Выбрать главу

Этот факт и объяснит нам, почему в современной политике «цивилизованного патриотизма» так пока и не обнаружено. Люди не те. Невозможно представить совместимость белых эмигрантов (см. заявление «Белая эмиграция против национал-большевизма», появившееся в конце 1994 г.)[47] с кем-либо из нынешних наших политиков. А вот совместимость друг с другом последних очень велика. Как это не покажется странным, но практически все они при известных обстоятельствах могут быть совместимы друг с другом, что уже не раз демонстрировали. Если не прямо — так через друг друга (допустим, Б. Федоров не может сотрудничать с Зюгановым, но может с Явлинским, с коим вполне, как не раз заявлялось, может сотрудничать Зюганов; Явлинский — не может с Жириновским, но с последним может Зюганов). Причем коммунисты как наиболее чистое воплощение советчины, выступают закономерно и как общепримиряющий фактор. Между советским демократом и советским коммунистом нет настоящего антагонизма. Это люди одной культуры, хотя и разных ее разновидностей.

Двух поколений, выросших при советской власти, оказалось более чем достаточно, чтобы представление о России было полностью утрачено. На фоне общего недоброжелательства даже те, кто искренне симпатизирует старой России, очень плохо представляет себе ее реалии. В сознании таких людей господствует мифологизированное представление о дореволюционной России, причем когда при более близком знакомстве с предметом обнаруживается явное несовпадение реальности с мифом, то реальность отвергается и мифологический идеал ищется в более ранних эпохах — в средневековье (т. е. периоде, о реалиях которого существуют еще более смутные представления), которые, однако, при еще меньшем объеме информации об этом периоде, позволяют более уютно разместить дорогой сердцу миф.

Подобное умонастроение подогревается мощным потоком коммунистической поддержки. Коммунисты, которым реально-историческая Россия (которую они непосредственно угробили и на противопоставлении которой их режим неизменно существовал), охотно хватаются за мифическую Россию (в качестве таковой выступает допетровская, благо про нее за отдаленностью можно говорить все, что угодно), которая якобы отвечала их идеалам, и выступают как бы продолжателями ее, т. е. настоящими русскими людьми с настоящей русской идеологией.

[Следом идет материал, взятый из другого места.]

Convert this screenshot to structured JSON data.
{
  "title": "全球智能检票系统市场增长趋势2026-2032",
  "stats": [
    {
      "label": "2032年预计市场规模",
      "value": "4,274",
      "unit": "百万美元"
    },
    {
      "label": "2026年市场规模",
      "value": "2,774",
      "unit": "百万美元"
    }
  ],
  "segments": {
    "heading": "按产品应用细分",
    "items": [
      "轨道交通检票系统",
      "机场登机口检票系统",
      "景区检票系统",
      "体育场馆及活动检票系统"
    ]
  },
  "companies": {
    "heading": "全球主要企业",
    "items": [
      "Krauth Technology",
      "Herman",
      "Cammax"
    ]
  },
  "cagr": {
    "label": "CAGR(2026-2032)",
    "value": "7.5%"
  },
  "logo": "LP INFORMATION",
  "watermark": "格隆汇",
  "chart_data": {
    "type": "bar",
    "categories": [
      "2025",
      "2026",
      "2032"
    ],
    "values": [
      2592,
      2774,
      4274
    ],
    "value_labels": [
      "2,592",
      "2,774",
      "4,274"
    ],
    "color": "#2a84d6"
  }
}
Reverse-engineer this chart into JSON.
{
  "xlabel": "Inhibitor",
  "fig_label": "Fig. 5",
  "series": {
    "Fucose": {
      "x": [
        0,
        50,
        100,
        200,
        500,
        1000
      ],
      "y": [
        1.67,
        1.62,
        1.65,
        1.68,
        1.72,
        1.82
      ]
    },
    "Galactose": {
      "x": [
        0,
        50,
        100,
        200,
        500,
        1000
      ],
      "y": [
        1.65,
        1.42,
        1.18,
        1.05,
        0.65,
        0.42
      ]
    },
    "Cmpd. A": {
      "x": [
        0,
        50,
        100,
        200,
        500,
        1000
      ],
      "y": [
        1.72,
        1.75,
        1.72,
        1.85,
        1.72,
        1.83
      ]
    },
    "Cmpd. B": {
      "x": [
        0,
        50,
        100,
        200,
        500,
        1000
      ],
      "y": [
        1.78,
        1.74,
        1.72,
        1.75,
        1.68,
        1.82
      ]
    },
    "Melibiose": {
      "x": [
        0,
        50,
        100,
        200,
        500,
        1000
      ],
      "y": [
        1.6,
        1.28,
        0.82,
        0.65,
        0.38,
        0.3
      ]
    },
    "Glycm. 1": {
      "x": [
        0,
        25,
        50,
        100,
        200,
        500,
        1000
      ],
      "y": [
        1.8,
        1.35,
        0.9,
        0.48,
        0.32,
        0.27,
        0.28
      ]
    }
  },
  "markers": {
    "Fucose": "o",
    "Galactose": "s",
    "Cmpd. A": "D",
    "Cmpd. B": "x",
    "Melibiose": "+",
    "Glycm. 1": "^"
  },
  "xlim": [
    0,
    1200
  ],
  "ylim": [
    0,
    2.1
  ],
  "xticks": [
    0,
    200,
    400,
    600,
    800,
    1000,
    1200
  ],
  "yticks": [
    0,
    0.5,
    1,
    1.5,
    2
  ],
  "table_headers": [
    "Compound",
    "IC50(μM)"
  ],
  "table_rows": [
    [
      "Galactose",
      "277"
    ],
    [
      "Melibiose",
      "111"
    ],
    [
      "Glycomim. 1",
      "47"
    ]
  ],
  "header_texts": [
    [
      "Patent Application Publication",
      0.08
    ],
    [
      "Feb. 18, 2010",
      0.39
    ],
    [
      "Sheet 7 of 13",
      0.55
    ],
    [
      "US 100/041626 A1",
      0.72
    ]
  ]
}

Их проповедь тем более успешна, что среднему советскому человеку с исковерканным ими же сознанием реальная старая Россия действительно чужда. Причина вполне очевидна: революция, положившая конец российской государственности, отличалась от большинства известных тем, что полностью уничтожила (истребив или изгнав) российскую культурно-государственную элиту — носительницу ее духа и традиций и заменив ее антиэлитой в виде слоя советских образованцев с небольшой примесью в виде отрекшихся от России, приспособившихся и добровольно и полностью осоветившихся представителей старого образованного слоя. Из среды этой уже чисто советской общности и вышли теоретики и «философы истории» нашего времени всех направлений — как конформисты, так и диссиденты, как приверженцы советского строя, так и борцы против него, нынешние коммунисты, демократы и патриоты.

Эмиграция, в среде которой единственно сохранилась подлинная российская традиция, к этому времени перестала представлять сколько-нибудь сплоченную идейно-политическую силу и подверглась столь сильной эрозии (вследствие естественного вымирания, дерусификации последующих поколений и влияния последующих, уже советских волн эмиграции), что носители этой традиции и среди нее оказались в меньшинстве. Нельзя сказать, что в России совершенно нет людей, исповедующих симпатии к подлинной дореволюционной России — такой, какой она на самом деле была, со всеми ее реалиями, но это именно отдельные люди (обычно генетически связанные с носителями прежней традиции) и единичные организации, не представляющие общественно-политического течения. Поэтому при разложении советско-коммунистического режима, когда появилась возможность свободного выражения общественно-политической позиции, мы увидели какие угодно течения, кроме того, которое было характерно для исторической России. Вот почему современный патриотизм — это либо национал-большевизм (ведущий начало от «сталинского ампира»), либо «новый русский национализм».